I cedimenti strutturali, leggasi anche come l’essere in balia dell’avversario, generalmente avvengono in mezzo a un percorso che ha avuto un picco di rendimento, e non si è riusciti a sostenerlo costante nel tempo. In altri termini contengono dentro di sé un meccanismo di funzionamento che improvvisamente smette di agire. Spesso è un’idea di un allenatore che ha convinto tutti, ha affascinato ma si è rivelata non sostenibile. Oppure è la fine di un ciclo. Il primo caso è ciò che successe con Ciro Ferrara (una Juve splendida in certe partite che crollava in modo vertiginoso in altre fino a non avere più la forza di risollevarsi). Il secondo è la fine del primo ciclo di Lippi, quando l’infortunio di Del Piero svelò che quella squadra non aveva più i caratteri distintivi del suo allenatore, la pancia piena e una legittima usura produssero lo spegnimento della macchina.

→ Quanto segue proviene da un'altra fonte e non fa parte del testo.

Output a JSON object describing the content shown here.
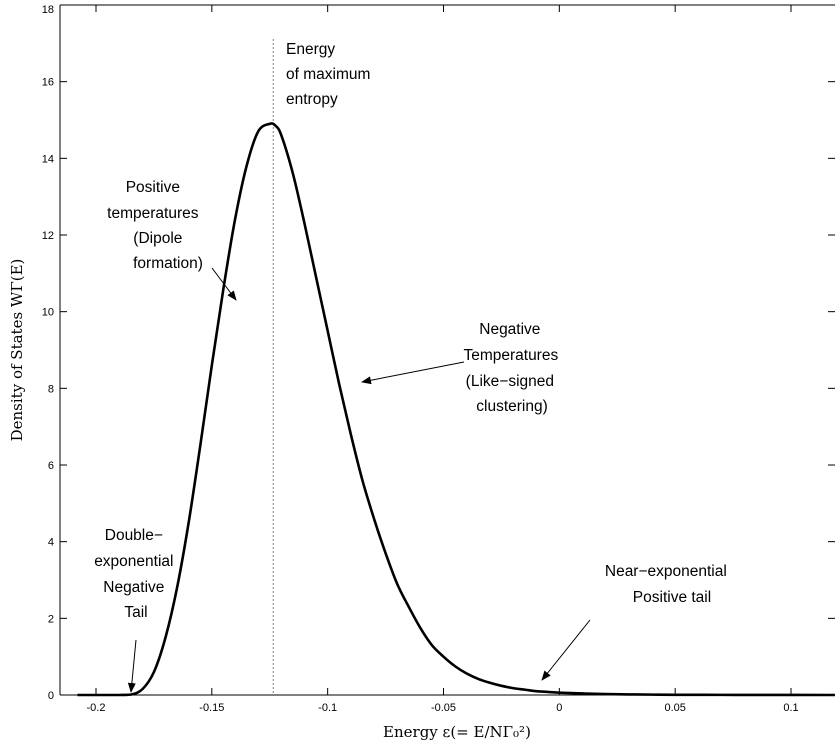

La Juve di Allegri – questa, ma anche quella dell’anno scorso – crolla senza essersi mai costruita. É un fragilissimo castello di carte (e gli assi, purtroppo, sono momentaneamente fuori dal mazzo). Ricorda la Juve di Del Neri, nata male, che imparò a camminare un po’, senza mai riuscire a correre spedita e senza mai affascinare un po’, come almeno avevano fatto le due citate prima.
Ferrara e Lippi non finirono la stagione, Del Neri sì. I risultati furono sostanzialmente identici: non si lottò per lo scudetto, si restò fuori dall’Europa (e a onor del vero Ancelotti arrivò in semifinale di Champions League, ma per la squadra che aveva fatto 3 finali consecutive sembrava persino scontato). Allenatori in crisi, scelte radicalmente diverse, situazioni immutate: questo dice la nostra storia. Il presente non può che iscrivere sempre più adepti agli #AllegriOut: sta alla Juve nel suo complesso sgonfiare il “movimento” con la forza dei risultati, che per una squadra capace di solo 2 vittorie in 8 incontri oggi sembra una missione impossibile.